Cuomo calls state bankruptcies a "dumb idea"
Cuomo says McConnell's suggestion that states declare bankruptcy is a "dumb idea" 03:54

New York Governor Andrew Cuomo said Friday that Senator Mitch McConnell's suggestion that states could declare bankruptcy during the coronavirus pandemic "a really dumb idea." The Senate Majority Leader said Wednesday that he would rather let state governments declare bankruptcy than receive more federal funding. 

McConnell also suggested Republicans should oppose additional aid for state and local governments in future coronavirus relief bills. Unlike cities and local governments, state governments cannot declare bankruptcy. But McConnell told radio host Hugh Hewitt Wednesday that he "would certainly be in favor of allowing states to use the bankruptcy route."

"It saves some cities. And there's no good reason for it not to be available," he said. "My guess is their first choice would be for the federal government to borrow money from future generations to send it down to them now so they don't have to do that. That's not something I'm going to be in favor of."

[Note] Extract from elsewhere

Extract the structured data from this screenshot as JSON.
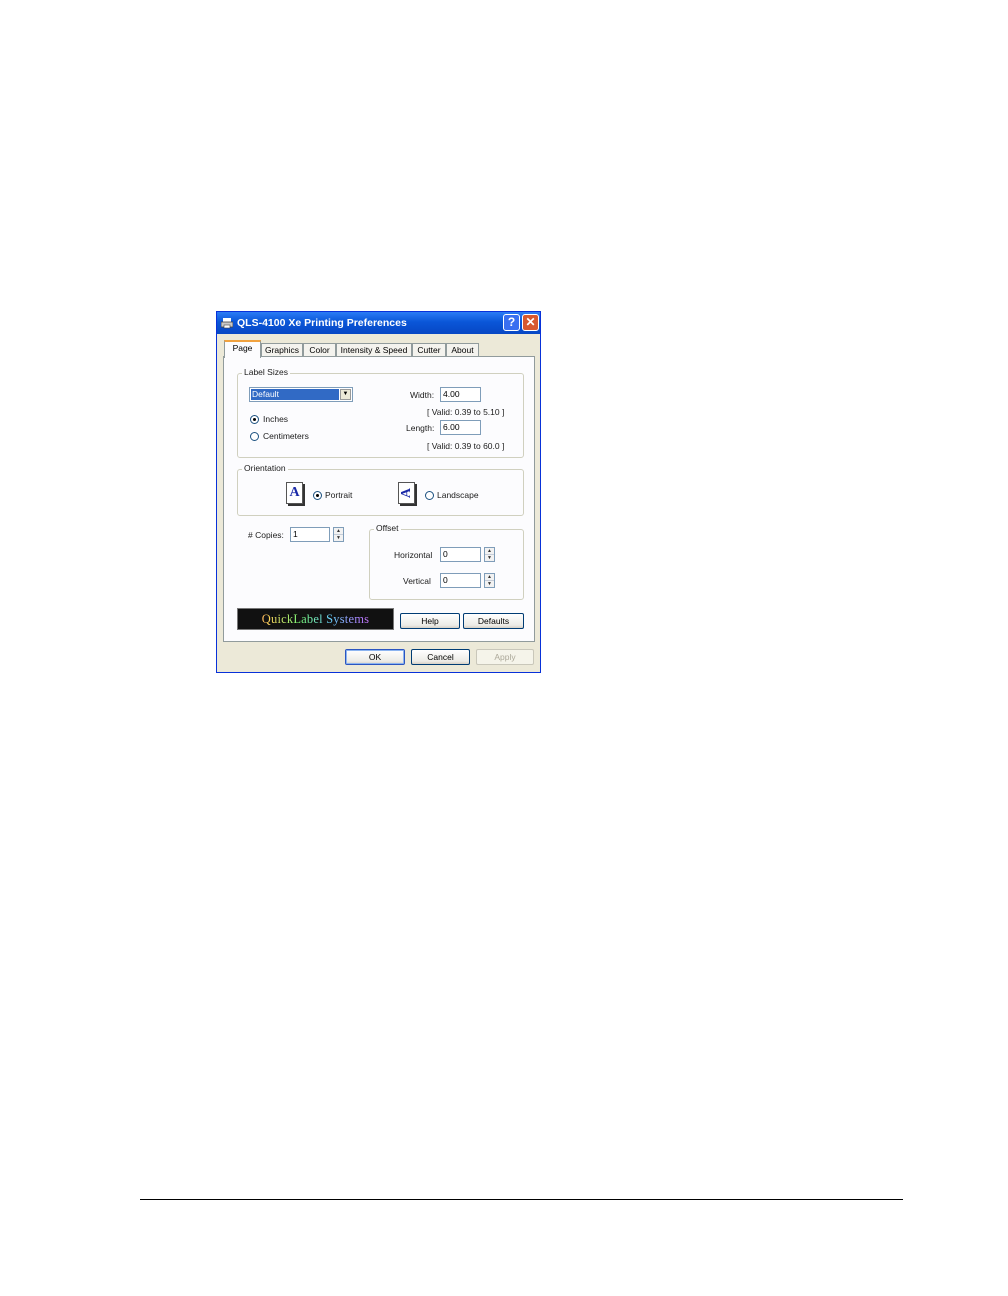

Cuomo called the idea "the most un-American, un-charitable statement of all time." The governor said Friday at his daily briefing that New York gives the most money of any state to the "federal pot," while Kentucky takes the third most out of the pot. "Just give me my money back, senator," Cuomo said.

"I say pass a law allowing states to declare bankruptcy. I dare you," the governor said.

He warned that such a bill would signal "turmoil" to the markets, further jeopardizing the country's economy. "We'll see how many states take you up on it," he said.

New York on "downside of the curve," but hospitalization rate remains high

Cuomo said "all the evidence suggests" the state is "on the downside of the curve." The governor, however, stressed that without maintaining precaution the virus could make a resurgence. 

According to Cuomo, total hospitalizations are down in New York, but 14,200 people are still currently receiving treatment for the virus, and about 1,300 new infections are being reported daily. 

"This is still not great news," he said. "Number of new people coming into the hospital, number of new infections is slightly down, but that's basically a flat line and that is troubling."

Since April 18, the number of single-day deaths due to the coronavirus in New York have remained below 500. On Thursday, 422 died from the virus. 

"This is at an unimaginable level," Cuomo said of the lives lost. "It's dropping somewhat, but it's still devastating news."